Here are the results from my experiment on the FIQA dataset: image

From these findings, it appears that the questions generated without considering context are more closely aligned with the original questions than those generated with context. This raises the question: Is providing context to the language model truly beneficial for the purpose of calculating answer relevancy?

I would appreciate any insights or explanations regarding the use of context in this process. Also, if there is any possibility to exclude context without modifying the prompt in future iterations of RAGAS, that information would be valuable.

Thank you for your time and assistance.

shahules786 commented 10 months ago

Wow, your visualization looks great @praveenck06 . thanks for sharing your analysis, your results indeed has high correlation. The rationale behind using context in question generation is to ensure that it works for situations like keyphrase extraction. For example question: Extract an emotional keyphrases from the given context answer: keyphrase1, keyphrase2 context: context containing keyphrase1 and keyphrase2

In situations similar to this question generation can benefit from context.
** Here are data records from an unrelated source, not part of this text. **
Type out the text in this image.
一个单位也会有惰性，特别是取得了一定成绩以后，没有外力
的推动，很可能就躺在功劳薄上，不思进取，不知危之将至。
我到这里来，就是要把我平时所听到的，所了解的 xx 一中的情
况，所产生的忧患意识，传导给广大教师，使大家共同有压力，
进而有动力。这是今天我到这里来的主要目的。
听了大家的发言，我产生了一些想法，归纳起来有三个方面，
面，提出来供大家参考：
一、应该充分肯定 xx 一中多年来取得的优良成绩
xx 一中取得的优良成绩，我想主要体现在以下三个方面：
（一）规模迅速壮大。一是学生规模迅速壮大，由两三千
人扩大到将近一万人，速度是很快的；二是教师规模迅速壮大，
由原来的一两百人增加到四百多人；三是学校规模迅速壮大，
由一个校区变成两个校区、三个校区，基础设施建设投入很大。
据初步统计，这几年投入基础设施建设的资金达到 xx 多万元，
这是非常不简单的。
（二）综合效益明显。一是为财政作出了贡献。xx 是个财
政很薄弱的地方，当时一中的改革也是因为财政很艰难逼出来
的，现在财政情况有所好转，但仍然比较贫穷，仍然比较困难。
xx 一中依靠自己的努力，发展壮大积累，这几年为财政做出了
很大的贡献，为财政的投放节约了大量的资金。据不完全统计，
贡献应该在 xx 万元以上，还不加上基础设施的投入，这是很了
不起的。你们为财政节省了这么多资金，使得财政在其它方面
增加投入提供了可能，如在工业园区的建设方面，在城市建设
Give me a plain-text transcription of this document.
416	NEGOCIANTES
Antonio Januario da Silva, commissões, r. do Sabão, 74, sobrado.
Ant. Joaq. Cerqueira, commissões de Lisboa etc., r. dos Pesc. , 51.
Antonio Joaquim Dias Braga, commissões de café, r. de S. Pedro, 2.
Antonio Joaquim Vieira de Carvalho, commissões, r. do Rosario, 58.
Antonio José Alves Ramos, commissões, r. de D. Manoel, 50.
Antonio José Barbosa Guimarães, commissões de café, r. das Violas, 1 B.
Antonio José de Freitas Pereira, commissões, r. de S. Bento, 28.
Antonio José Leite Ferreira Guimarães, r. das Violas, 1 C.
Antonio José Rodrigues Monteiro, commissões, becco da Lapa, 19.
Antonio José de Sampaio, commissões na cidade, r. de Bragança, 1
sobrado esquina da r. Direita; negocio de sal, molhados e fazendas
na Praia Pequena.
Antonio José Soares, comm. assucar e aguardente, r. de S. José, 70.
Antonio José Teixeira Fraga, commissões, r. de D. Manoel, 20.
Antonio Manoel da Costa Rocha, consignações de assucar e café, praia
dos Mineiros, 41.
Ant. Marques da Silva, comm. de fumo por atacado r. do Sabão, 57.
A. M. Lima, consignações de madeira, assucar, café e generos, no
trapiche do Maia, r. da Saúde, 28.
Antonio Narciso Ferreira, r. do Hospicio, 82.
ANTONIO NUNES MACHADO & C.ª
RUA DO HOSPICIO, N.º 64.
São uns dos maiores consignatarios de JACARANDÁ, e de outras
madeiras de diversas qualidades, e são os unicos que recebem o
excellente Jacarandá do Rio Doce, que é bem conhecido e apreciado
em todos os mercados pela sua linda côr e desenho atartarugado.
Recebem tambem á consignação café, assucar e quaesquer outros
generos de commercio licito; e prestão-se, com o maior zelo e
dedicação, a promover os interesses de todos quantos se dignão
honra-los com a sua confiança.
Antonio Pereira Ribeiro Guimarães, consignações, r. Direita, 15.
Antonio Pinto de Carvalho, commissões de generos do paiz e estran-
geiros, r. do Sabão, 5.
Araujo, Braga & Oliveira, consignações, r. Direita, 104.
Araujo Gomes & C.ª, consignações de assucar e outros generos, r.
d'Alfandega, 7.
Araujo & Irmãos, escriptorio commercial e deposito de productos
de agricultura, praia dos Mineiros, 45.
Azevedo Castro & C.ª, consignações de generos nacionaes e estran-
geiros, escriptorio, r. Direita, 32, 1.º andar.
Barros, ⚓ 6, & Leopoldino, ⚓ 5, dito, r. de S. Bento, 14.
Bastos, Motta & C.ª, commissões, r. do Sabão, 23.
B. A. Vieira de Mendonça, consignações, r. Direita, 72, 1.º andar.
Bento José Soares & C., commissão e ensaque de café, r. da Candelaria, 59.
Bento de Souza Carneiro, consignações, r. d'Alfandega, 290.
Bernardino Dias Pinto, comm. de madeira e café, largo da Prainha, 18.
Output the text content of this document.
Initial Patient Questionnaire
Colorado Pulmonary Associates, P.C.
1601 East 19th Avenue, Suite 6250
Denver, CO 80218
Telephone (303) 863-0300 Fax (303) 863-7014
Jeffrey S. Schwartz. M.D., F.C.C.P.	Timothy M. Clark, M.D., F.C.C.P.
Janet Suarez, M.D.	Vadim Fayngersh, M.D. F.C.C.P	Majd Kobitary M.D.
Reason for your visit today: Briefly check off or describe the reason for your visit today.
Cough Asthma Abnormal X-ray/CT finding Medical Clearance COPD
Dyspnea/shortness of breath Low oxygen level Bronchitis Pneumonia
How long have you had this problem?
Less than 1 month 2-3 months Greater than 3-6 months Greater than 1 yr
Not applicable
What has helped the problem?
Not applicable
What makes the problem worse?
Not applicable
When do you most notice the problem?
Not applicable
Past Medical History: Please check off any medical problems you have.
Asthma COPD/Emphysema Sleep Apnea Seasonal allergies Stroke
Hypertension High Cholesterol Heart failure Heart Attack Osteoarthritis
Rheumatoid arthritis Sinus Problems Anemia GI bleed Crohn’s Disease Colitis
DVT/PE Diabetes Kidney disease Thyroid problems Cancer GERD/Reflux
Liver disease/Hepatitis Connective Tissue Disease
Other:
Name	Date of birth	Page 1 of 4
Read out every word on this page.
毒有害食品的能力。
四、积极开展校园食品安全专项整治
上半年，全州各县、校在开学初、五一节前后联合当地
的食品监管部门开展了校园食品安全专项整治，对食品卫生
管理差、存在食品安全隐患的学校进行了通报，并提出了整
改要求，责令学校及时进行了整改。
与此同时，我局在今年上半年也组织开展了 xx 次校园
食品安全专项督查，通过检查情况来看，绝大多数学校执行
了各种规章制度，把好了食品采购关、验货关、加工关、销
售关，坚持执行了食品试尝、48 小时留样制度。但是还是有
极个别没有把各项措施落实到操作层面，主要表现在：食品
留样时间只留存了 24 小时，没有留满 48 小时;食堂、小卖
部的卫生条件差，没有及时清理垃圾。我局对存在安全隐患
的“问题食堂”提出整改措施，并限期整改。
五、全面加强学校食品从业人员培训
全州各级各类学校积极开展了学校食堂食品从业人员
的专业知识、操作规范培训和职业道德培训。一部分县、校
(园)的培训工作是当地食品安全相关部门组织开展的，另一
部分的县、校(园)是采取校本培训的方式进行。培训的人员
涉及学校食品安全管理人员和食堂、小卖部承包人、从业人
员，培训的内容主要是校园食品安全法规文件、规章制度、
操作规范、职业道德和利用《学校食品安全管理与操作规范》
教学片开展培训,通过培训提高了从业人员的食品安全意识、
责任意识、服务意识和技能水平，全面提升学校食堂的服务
Does that make sense?

praveenck06 commented 10 months ago

@shahules786 since we have already seperate metric for relevancy of context, my worry is that if we pass the context for question generation then answer relevancy would be combination of answer generation and context retrival. would it better to have seperate metric for answer generation and context retrival ?

And also need help on understanding noncommital part of the calculation

shahules786 commented 10 months ago

@praveenck06 the noncommittal part is used to identify answers from LLM like "I don't know about x", "My knowledge cutoff is y", etc. These answers should have zero relevancy.

shahules786 commented 10 months ago

Hi @praveenck06 feel free to close the issue if your concern was addressed.